L’anno del sì è servito a fare piazza pulita anche nel reparto rapporti umani. Ha scoperto di essere circondata da falsi amici, cosa prevedibile vista la sua posizione.
«Anche qui, non ero mica Pollyanna! Evidentemente queste relazioni erano funzionali, riempivano dei vuoti, mi facevano comodo perché l’immagine che io avevo di queste persone serviva a me».
Ha deciso di adottare la sua prima figlia dopo l’11 settembre 2001.
«Sì, è stato un momento di svolta, la sensazione che il mondo sarebbe andato a rotoli era palpabile, ho sentito un bisogno profondo di maternità, di dare spazio nella mia vita a qualcosa di davvero importante».
Una decisione che ha ripetuto una seconda volta. E poi una terza, attraverso una madre surrogata.
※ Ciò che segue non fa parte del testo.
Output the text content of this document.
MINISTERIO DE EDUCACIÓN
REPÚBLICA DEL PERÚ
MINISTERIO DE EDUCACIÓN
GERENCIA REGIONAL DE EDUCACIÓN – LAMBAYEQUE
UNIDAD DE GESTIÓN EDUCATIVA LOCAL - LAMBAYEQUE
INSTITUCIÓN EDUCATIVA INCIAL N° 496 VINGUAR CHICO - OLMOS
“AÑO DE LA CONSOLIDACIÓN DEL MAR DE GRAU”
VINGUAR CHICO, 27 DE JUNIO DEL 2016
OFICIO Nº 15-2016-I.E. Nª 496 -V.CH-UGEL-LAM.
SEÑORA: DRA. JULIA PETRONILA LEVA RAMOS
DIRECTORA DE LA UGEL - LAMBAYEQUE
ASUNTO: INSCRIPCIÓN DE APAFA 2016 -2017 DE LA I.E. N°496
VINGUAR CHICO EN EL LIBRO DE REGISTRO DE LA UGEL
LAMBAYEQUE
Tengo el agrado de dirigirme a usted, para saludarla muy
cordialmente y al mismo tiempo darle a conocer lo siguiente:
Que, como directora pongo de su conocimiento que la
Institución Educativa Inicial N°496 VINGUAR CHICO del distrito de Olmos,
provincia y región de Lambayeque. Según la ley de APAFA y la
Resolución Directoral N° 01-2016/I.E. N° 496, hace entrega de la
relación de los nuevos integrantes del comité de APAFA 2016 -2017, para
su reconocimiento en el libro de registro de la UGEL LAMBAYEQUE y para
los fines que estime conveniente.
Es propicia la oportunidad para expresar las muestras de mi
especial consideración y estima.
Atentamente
In Italia c’è un enorme dibattito sul tema, non sto a spiegarle i dettagli. Mi dica solo che esperienza è stata per lei, rispetto all’adozione.
«Il modo in cui un bambino entra in una famiglia non fa alcuna differenza».
Prima di Grey’s Anatomy, ha scritto anche per il cinema. Vorrebbe tornare a farlo?
«Mah. Il cinema è diventato un’industria basata sulla paura. Se non incassi 100 milioni di dollari in due giorni, sei morto. Quindi si ripetono sempre le stesse storie. Esclusa una minuscola fetta di cinema indipendente, la creatività è costretta ad adeguarsi a questo tipo di paure».
L’anno del sì nasce come un esperimento a tempo determinato. E adesso?
«Continua. Sono convinta di avere cambiato la mia vita per sempre».